Recently I discovered that $\sum_{n=1}^\infty \frac{1}{n^2}=\frac{π^2}{6}$, and we know that sum of reciprocals of naturals to the first power diverges to infinity. So I was wondering just out of curiosity, whether there was a number between $1$ and $2$ where this sum of reciprocals raised to that power started diverging. Is there such a number?
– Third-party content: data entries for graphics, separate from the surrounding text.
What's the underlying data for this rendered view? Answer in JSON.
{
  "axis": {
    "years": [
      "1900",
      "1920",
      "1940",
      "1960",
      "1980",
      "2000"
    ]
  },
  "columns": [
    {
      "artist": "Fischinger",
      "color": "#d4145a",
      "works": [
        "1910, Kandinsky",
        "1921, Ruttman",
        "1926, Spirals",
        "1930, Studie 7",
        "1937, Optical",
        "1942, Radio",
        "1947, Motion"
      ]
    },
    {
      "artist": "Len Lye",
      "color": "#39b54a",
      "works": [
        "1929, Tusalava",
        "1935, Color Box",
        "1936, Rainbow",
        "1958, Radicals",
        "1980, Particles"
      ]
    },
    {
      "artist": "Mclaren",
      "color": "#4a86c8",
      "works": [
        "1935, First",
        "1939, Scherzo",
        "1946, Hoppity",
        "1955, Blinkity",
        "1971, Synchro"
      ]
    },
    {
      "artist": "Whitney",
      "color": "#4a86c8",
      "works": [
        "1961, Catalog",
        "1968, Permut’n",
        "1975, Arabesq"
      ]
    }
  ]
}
• $$\sum_{n=1}^{ \infty} \frac{1}{n^x} = \zeta(x)$$ is finite forall $x \in (1, \infty)$, so the answer to your question is no. See here for more details. Commented Jan 13, 2017 at 15:58

This is what you need. https://en.wikipedia.org/wiki/Harmonic_series_(mathematics), find 6.3 - p-series

To sum up what you ask

If $k>1$ then $\sum_{n=1}^\infty \frac{1}{n^k}$ converges

If $k\leq 1$ then $\sum_{n=1}^\infty \frac{1}{n^k}$ diverges

We have the integral test, which has

$$\int_1^\infty\frac1{x^s}\ dx\sum_{n=1}^\infty\frac1{n^s}<1+\int_1^\infty\frac1{x^s}\ dx$$

Which quickly shows it converges only if $s>1$ and diverges for $s\le1$.